LocalDipoleDiffFlux

class lsst.pipe.tasks.functors.LocalDipoleDiffFlux(instFluxPosCol, instFluxNegCol, instFluxPosErrCol, instFluxNegErrCol, photoCalibCol, photoCalibErrCol, **kwargs)

Bases: lsst.pipe.tasks.functors.LocalDipoleMeanFlux

Compute the absolute difference of dipole fluxes.

Value is (abs(pos) - abs(neg))

Attributes Summary

columns Columns required to perform calculation
logNJanskyToAB
name Full name of functor (suitable for figure labels)
noDup
shortname Short name of functor (suitable for column name/dict key)

Methods Summary

__call__(data[, dropna]) Call self as a function.
difference(data1, data2, **kwargs) Computes difference between functor called on two different ParquetTable objects
fail(df)
instFluxErrToMagnitudeErr(instFlux, …) Convert instrument flux err to nanojanskys.
instFluxErrToNanojanskyErr(instFlux, …) Convert instrument flux to nanojanskys.
instFluxToMagnitude(instFlux, localCalib) Convert instrument flux to nanojanskys.
instFluxToNanojansky(instFlux, localCalib) Convert instrument flux to nanojanskys.
multilevelColumns(data[, columnIndex, …]) Returns columns needed by functor from multilevel dataset

Attributes Documentation

columns

Columns required to perform calculation

logNJanskyToAB = 31.4
name

Full name of functor (suitable for figure labels)

noDup
shortname

Short name of functor (suitable for column name/dict key)

Methods Documentation

__call__(data, dropna=False)

Call self as a function.

difference(data1, data2, **kwargs)

Computes difference between functor called on two different ParquetTable objects

fail(df)
instFluxErrToMagnitudeErr(instFlux, instFluxErr, localCalib, localCalibErr)

Convert instrument flux err to nanojanskys.

Parameters:
instFlux : numpy.ndarray or pandas.Series

Array of instrument flux measurements

instFluxErr : numpy.ndarray or pandas.Series

Errors on associated instFlux values

localCalib : numpy.ndarray or pandas.Series

Array of local photometric calibration estimates.

localCalibErr : numpy.ndarray or pandas.Series

Errors on associated localCalib values

Returns:
calibMagErr: numpy.ndarray or pandas.Series

Error on calibrated AB magnitudes.

instFluxErrToNanojanskyErr(instFlux, instFluxErr, localCalib, localCalibErr)
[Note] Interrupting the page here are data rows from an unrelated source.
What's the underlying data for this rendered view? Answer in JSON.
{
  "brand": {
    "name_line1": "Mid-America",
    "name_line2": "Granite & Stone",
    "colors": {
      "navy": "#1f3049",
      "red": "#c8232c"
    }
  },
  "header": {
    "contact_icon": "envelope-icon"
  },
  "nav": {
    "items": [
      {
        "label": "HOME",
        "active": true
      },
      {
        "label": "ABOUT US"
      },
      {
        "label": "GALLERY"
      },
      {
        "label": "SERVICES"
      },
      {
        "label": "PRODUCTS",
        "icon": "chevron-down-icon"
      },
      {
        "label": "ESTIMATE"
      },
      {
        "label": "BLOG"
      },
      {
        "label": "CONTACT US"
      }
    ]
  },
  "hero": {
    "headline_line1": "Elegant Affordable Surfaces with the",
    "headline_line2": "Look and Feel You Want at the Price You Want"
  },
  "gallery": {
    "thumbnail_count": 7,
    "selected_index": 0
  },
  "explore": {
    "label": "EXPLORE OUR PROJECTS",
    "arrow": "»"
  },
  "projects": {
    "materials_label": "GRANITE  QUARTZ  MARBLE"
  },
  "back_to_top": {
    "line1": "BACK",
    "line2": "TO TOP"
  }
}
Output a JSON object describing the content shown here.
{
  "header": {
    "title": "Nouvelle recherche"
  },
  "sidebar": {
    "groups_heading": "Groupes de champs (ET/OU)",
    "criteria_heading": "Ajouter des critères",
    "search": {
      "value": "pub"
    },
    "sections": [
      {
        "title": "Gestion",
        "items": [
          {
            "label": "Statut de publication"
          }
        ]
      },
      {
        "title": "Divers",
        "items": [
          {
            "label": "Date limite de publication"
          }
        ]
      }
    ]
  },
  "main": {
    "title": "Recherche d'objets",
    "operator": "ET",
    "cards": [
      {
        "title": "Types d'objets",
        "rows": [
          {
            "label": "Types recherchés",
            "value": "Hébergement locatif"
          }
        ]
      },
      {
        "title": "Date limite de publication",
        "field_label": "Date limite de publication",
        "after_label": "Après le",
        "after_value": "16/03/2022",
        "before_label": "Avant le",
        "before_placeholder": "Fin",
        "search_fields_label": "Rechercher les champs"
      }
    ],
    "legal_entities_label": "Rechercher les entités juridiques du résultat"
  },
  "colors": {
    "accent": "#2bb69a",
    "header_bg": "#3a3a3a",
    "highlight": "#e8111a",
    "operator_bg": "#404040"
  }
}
Convert instrument flux to nanojanskys.

Parameters:
instFlux : numpy.ndarray or pandas.Series

Array of instrument flux measurements

instFluxErr : numpy.ndarray or pandas.Series

Errors on associated instFlux values

localCalib : numpy.ndarray or pandas.Series

Array of local photometric calibration estimates.

localCalibErr : numpy.ndarray or pandas.Series

Errors on associated localCalib values

Returns:
calibFluxErr : numpy.ndarray or pandas.Series

Errors on calibrated flux measurements.

instFluxToMagnitude(instFlux, localCalib)

Convert instrument flux to nanojanskys.

Parameters:
instFlux : numpy.ndarray or pandas.Series

Array of instrument flux measurements

localCalib : numpy.ndarray or pandas.Series

Array of local photometric calibration estimates.

Returns:
calibMag : numpy.ndarray or pandas.Series

Array of calibrated AB magnitudes.

instFluxToNanojansky(instFlux, localCalib)

Convert instrument flux to nanojanskys.

Parameters:
instFlux : numpy.ndarray or pandas.Series

Array of instrument flux measurements

localCalib : numpy.ndarray or pandas.Series

Array of local photometric calibration estimates.

Returns:
calibFlux : numpy.ndarray or pandas.Series

Array of calibrated flux measurements.

multilevelColumns(data, columnIndex=None, returnTuple=False)

Returns columns needed by functor from multilevel dataset

To access tables with multilevel column structure, the MultilevelParquetTable or DeferredDatasetHandle need to be passed either a list of tuples or a dictionary.

Parameters:
data : MultilevelParquetTable or DeferredDatasetHandle
columnIndex (optional): pandas `Index` object

either passed or read in from DeferredDatasetHandle.

`returnTuple` : bool

If true, then return a list of tuples rather than the column dictionary specification. This is set to True by CompositeFunctor in order to be able to combine columns from the various component functors.